Modeling of the σ_2b fragment interactions with RNAP core on the crystallographic structures of T. aquaticus and T. thermophilus RNAP. (A) The structure of T. thermophilus RNAP (PDB accession number 1IW7) fitted with the T. aquaticus RNAP structure in the complex with fork-junction DNA (PDB accession number 1L9Z). RNAP is shown as a molecular surface and DNA is shown as a CPK structure with the non-template strand in orange and the template strand in green. The large non-conserved domain present in Thermus β′ is omitted for clarity. The σ_2b fragment is shown as ribbons with region 1.2 amino acids 94–101 shown as a red molecular surface.
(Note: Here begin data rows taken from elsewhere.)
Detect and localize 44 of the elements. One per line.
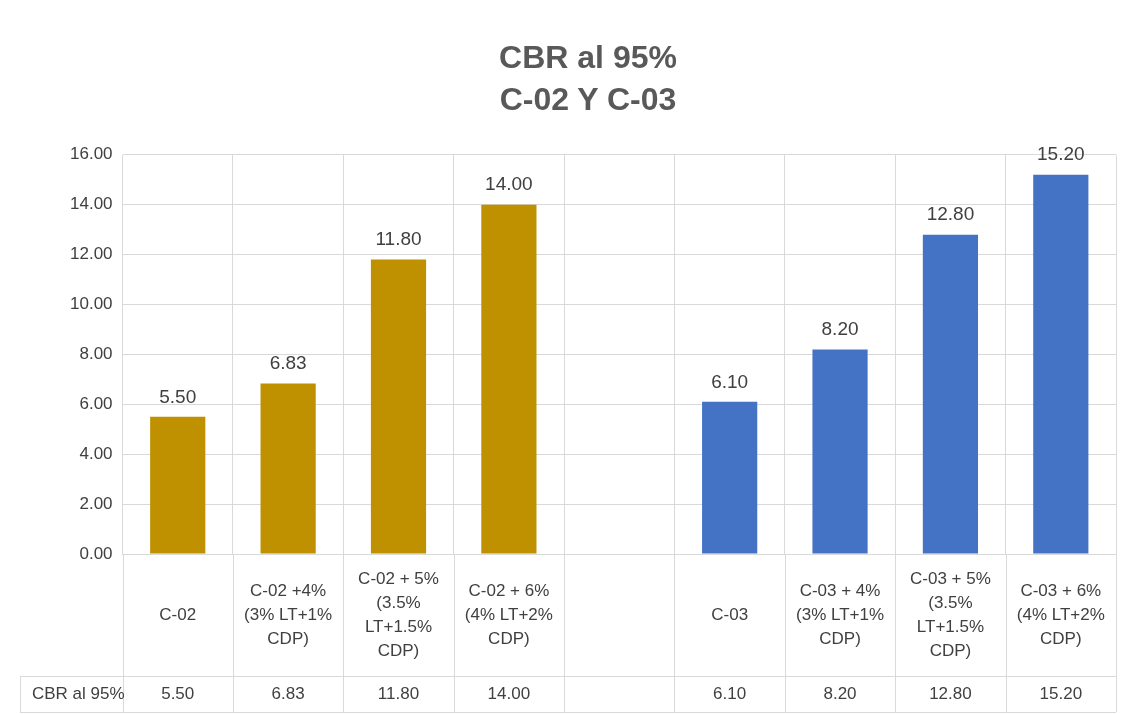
- bar: [1033, 174, 1089, 554]
- y-tick-label: 2.00: [79, 493, 113, 513]
- text: 5.50: [159, 385, 197, 407]
- chart-title: CBR al 95%: [499, 39, 677, 76]
- y-tick-label: 8.00: [79, 344, 113, 364]
- bar: [150, 416, 206, 554]
- bar: [812, 349, 868, 554]
- x-tick-label: C-03: [711, 604, 749, 624]
- bar: [260, 383, 316, 554]
- text: 15.20: [1037, 143, 1085, 165]
- y-tick-label: 14.00: [69, 194, 113, 214]
- y-tick-label: 16.00: [69, 144, 113, 164]
- bar: [370, 259, 427, 554]
- x-tick-label: C-02 + 6% (4% LT+2% CDP): [464, 580, 553, 648]
- text: 8.20: [821, 318, 859, 340]
- text: 14.00: [485, 173, 533, 195]
- y-tick-label: 6.00: [79, 393, 113, 413]
- x-tick-label: C-02 + 5% (3.5% LT+1.5% CDP): [358, 568, 439, 660]
- data-label: 6.10: [713, 683, 747, 703]
- data-label: 5.50: [161, 683, 195, 703]
- data-label: 11.80: [377, 683, 420, 703]
- data-label: 15.20: [1039, 683, 1083, 703]
- y-tick-label: 10.00: [69, 294, 113, 314]
- y-tick-label: 4.00: [79, 443, 113, 463]
- text: CBR al 95%: [32, 683, 125, 703]
- x-tick-label: C-03 + 6% (4% LT+2% CDP): [1016, 580, 1105, 648]
- text: 6.10: [711, 370, 749, 392]
- x-tick-label: C-03 + 4% (3% LT+1% CDP): [796, 580, 885, 648]
- x-tick-label: C-02: [159, 604, 197, 624]
- chart-subtitle: C-02 Y C-03: [499, 81, 677, 118]
- text: 6.83: [269, 352, 307, 374]
- y-tick-label: 12.00: [69, 244, 113, 264]
- x-tick-label: C-02 +4% (3% LT+1% CDP): [244, 580, 333, 648]
- text: 12.80: [926, 203, 975, 225]
- data-label: 12.80: [929, 683, 972, 703]
- text: 11.80: [375, 228, 422, 250]
- data-label: 6.83: [271, 683, 305, 703]
- bar: [702, 401, 758, 554]
- y-tick-label: 0.00: [79, 543, 113, 563]
- bar: [481, 204, 537, 554]
- x-tick-label: C-03 + 5% (3.5% LT+1.5% CDP): [910, 568, 991, 660]
- bar: [922, 234, 979, 554]
- data-label: 8.20: [823, 683, 857, 703]
- data-label: 14.00: [487, 683, 531, 703]
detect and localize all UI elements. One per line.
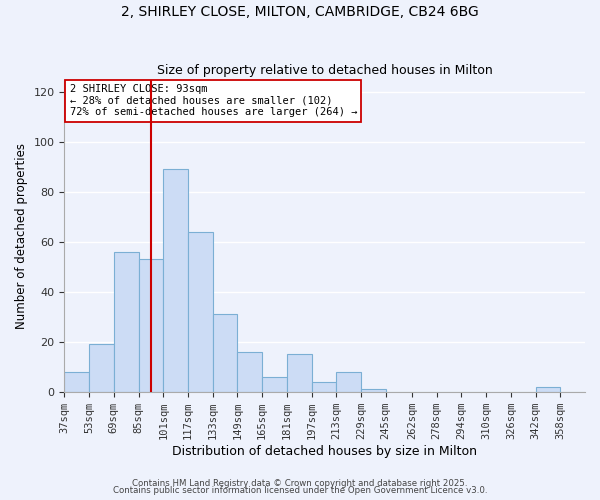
- Bar: [139, 260, 163, 392]
- Bar: [89, 344, 114, 392]
- Bar: [287, 354, 311, 392]
- Y-axis label: Number of detached properties: Number of detached properties: [15, 142, 28, 328]
- Text: Contains HM Land Registry data © Crown copyright and database right 2025.: Contains HM Land Registry data © Crown c…: [132, 478, 468, 488]
- Bar: [311, 382, 336, 392]
- Text: Contains public sector information licensed under the Open Government Licence v3: Contains public sector information licen…: [113, 486, 487, 495]
- Bar: [64, 372, 89, 392]
- Bar: [213, 314, 238, 392]
- Text: 2 SHIRLEY CLOSE: 93sqm
← 28% of detached houses are smaller (102)
72% of semi-de: 2 SHIRLEY CLOSE: 93sqm ← 28% of detached…: [70, 84, 357, 117]
- Bar: [114, 252, 139, 392]
- Bar: [238, 352, 262, 392]
- Bar: [336, 372, 361, 392]
- Text: 2, SHIRLEY CLOSE, MILTON, CAMBRIDGE, CB24 6BG: 2, SHIRLEY CLOSE, MILTON, CAMBRIDGE, CB2…: [121, 5, 479, 19]
- Bar: [163, 170, 188, 392]
- X-axis label: Distribution of detached houses by size in Milton: Distribution of detached houses by size …: [172, 444, 477, 458]
- Bar: [188, 232, 213, 392]
- Title: Size of property relative to detached houses in Milton: Size of property relative to detached ho…: [157, 64, 493, 77]
- Bar: [262, 376, 287, 392]
- Bar: [361, 389, 386, 392]
- Bar: [536, 386, 560, 392]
RNAP core subunits are colored as follows: β′ in rose and β in cyan; the β′ coiled-coil in violet. The β lobe that interacts with σ region 1.1 and forms the upper jaw is shown in green. (B) Modeling of σ crosslink in TEC16 on the T. aquaticus RNAP and fork-junction DNA complex structure. Color codes are as in panel A. The position corresponding to crosslinked +5G is shown in blue. (C) Interactions between σ region 1.2 (red) and 2.1–2.2 (green) and the β′ coiled-coil (magenta) in the T. thermophilus RNAP holoenzyme structure. Two projections are shown. The molecular modeling and figures were acquired using MOLMOL package (Koradi et al, 1996).